PromptIR: Prompting for All-in-One Image Restoration

Authors: Vaishnav Potlapalli, Syed Waqas Zamir, Salman H. Khan, Fahad Shahbaz Khan

NeurIPS 2023 | Conference PDF | Archive PDF | Plain Text | LLM Run Details

Reproducibility Variable Result LLM Response
Research Type Experimental Our comprehensive experiments demonstrate the dynamic adaptation behavior of Prompt IR by achieving state-of-the-art performance on various image restoration tasks, including image denoising, deraining, and dehazing using only a unified Prompt IR model.
Researcher Affiliation Collaboration Mohamed bin Zayed University of AI, Core42, Linköping University
Pseudocode No The paper describes the architecture and processes using text and block diagrams (e.g., Figure 3, Figure B.1) but does not include any explicitly labeled 'Pseudocode' or 'Algorithm' blocks.
Open Source Code Yes Our code and pre-trained models are available here: https://github.com/va1shn9v/Prompt IR.
Open Datasets Yes For image denoising in the single-task setting, we use a combined set of BSD400 [1] and WED [40] datasets for training. The BSD400 dataset contains 400 training images and the WED dataset has 4,744 images. For single-task image deraining, we use the Rain100L [65] dataset, which consists of 200 clean-rainy image pairs for training, and 100 pairs for testing.

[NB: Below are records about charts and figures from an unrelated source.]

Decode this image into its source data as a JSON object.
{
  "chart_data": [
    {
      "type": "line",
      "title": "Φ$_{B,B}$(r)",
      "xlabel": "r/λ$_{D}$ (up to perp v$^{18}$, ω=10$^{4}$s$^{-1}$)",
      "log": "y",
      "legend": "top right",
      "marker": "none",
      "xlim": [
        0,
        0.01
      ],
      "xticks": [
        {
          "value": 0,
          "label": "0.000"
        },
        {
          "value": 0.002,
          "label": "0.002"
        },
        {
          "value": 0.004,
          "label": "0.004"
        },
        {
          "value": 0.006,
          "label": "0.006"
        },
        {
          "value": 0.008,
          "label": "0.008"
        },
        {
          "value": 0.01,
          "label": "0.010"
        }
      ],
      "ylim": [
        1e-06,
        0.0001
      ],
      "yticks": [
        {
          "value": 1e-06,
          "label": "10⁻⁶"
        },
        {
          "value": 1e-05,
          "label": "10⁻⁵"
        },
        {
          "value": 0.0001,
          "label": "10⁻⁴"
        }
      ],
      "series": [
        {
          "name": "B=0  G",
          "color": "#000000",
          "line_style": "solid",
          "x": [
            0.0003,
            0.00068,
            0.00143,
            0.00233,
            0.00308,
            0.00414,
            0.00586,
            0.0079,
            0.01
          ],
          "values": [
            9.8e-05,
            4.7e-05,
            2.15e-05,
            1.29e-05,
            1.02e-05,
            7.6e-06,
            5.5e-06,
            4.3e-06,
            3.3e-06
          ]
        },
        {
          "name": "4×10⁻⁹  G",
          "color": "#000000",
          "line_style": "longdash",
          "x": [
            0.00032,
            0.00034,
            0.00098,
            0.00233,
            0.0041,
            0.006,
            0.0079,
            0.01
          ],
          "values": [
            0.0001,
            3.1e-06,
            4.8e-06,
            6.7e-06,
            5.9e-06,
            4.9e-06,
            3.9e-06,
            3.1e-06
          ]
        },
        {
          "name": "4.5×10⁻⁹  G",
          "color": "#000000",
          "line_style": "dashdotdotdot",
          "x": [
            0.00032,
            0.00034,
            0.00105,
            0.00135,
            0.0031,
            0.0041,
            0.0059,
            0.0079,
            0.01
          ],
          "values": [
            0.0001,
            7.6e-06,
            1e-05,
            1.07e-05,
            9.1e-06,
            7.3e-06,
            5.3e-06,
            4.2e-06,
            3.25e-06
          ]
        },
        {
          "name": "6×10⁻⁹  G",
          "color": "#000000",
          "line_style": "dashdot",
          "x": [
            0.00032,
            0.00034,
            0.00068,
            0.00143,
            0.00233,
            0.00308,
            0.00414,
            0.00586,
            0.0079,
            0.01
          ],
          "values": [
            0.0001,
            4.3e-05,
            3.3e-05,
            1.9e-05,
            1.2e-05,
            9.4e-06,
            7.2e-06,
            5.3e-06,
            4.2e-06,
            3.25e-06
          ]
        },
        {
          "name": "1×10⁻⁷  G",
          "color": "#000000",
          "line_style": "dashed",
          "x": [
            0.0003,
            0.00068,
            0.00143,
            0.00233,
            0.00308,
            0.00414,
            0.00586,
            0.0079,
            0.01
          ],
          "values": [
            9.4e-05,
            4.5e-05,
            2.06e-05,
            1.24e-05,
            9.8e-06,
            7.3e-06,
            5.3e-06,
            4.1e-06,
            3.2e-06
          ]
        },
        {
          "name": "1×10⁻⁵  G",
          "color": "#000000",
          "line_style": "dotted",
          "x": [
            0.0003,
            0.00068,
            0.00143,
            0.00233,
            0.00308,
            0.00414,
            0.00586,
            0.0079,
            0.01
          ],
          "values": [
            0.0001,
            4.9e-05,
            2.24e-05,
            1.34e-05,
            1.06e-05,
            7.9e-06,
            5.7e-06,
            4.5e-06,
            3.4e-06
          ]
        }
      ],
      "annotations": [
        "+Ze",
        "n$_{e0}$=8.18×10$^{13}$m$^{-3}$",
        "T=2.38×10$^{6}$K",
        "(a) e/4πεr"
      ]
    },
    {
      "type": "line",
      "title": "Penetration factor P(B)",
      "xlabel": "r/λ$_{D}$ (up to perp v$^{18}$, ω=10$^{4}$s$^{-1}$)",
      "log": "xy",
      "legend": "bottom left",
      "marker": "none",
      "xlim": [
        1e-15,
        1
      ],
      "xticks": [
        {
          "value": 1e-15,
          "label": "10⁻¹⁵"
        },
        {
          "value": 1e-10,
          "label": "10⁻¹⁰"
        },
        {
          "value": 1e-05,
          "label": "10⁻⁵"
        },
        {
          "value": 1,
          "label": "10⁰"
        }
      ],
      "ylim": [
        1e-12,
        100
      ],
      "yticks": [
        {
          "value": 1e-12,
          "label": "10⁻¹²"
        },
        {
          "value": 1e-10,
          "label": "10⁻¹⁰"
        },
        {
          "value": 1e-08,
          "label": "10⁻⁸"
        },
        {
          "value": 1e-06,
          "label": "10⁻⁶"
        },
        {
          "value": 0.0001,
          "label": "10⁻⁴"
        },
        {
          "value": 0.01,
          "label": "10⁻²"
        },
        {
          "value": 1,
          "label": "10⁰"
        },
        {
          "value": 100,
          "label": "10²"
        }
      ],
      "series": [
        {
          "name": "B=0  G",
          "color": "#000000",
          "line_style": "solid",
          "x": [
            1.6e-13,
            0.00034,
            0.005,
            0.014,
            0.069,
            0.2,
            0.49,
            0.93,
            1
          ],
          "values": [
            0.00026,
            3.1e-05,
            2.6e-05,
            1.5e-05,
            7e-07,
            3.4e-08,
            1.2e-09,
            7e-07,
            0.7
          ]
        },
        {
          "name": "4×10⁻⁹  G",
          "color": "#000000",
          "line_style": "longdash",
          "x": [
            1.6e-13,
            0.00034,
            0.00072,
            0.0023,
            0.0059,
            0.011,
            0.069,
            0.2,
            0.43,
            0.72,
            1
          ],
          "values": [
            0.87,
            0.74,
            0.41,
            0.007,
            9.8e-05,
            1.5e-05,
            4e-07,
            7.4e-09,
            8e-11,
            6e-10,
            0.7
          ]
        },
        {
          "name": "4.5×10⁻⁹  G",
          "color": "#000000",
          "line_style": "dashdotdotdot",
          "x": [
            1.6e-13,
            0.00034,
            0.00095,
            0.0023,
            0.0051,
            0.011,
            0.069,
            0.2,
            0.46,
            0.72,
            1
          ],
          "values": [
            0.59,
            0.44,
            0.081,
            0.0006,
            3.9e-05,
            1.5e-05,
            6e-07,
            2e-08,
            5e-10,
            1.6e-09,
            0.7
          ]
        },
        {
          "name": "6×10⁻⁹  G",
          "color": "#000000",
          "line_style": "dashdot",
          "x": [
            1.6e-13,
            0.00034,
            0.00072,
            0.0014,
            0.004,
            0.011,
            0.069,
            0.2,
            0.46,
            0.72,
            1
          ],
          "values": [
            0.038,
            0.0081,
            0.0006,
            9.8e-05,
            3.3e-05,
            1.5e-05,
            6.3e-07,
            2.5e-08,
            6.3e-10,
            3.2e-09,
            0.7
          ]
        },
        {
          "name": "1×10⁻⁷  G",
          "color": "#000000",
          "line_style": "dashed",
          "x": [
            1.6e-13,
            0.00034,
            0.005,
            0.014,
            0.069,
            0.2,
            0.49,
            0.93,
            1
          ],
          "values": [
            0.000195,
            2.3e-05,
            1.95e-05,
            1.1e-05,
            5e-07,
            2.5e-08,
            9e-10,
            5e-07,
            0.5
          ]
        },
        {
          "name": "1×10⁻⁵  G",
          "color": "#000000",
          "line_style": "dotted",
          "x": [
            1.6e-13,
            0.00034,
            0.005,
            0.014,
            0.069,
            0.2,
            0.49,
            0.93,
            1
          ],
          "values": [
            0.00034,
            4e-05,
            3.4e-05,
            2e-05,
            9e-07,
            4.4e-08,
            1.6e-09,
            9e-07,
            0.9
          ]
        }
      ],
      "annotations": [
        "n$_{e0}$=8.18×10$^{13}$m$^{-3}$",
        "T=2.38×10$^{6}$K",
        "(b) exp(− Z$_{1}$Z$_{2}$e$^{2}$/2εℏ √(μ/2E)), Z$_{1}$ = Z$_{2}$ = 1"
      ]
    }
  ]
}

Finally, for image dehazing in the single-task setting, we utilize SOTS [31] dataset that contains 72,135 training images and 500 testing images.
Dataset Splits No The paper specifies training and testing datasets and their sizes, but does not explicitly mention the use or size of a separate validation set or how data was split for validation purposes.
Hardware Specification No The paper mentions 'The computational resources were provided by the National Academic Infrastructure for Supercomputing in Sweden (NAISS)... and by Berzelius resource,' but it does not specify concrete hardware details such as GPU models, CPU types, or memory configurations used for the experiments.
Software Dependencies No The paper does not list specific software dependencies with version numbers (e.g., Python 3.x, PyTorch 1.x, CUDA 11.x) that would be needed to reproduce the experiments.
Experiment Setup Yes The architecture of our Prompt IR consists of a 4-level encoder-decoder, with varying numbers of Transformer blocks at each level, specifically [4, 6, 6, 8] from level-1 to level-4. The total number of prompt components are 5. The model is trained with a batch size of 32 in the all-in-one setting, and with a batch of 8 in the single-task setting. The network is optimized with an L1 loss, and we use Adam optimizer (β1 = 0.9, β2 = 0.999) with learning rate 2e 4 for 200 epochs. During training, we utilize cropped patches of size 128 x 128 as input, and to augment the training data, random horizontal and vertical flips are applied to the input images.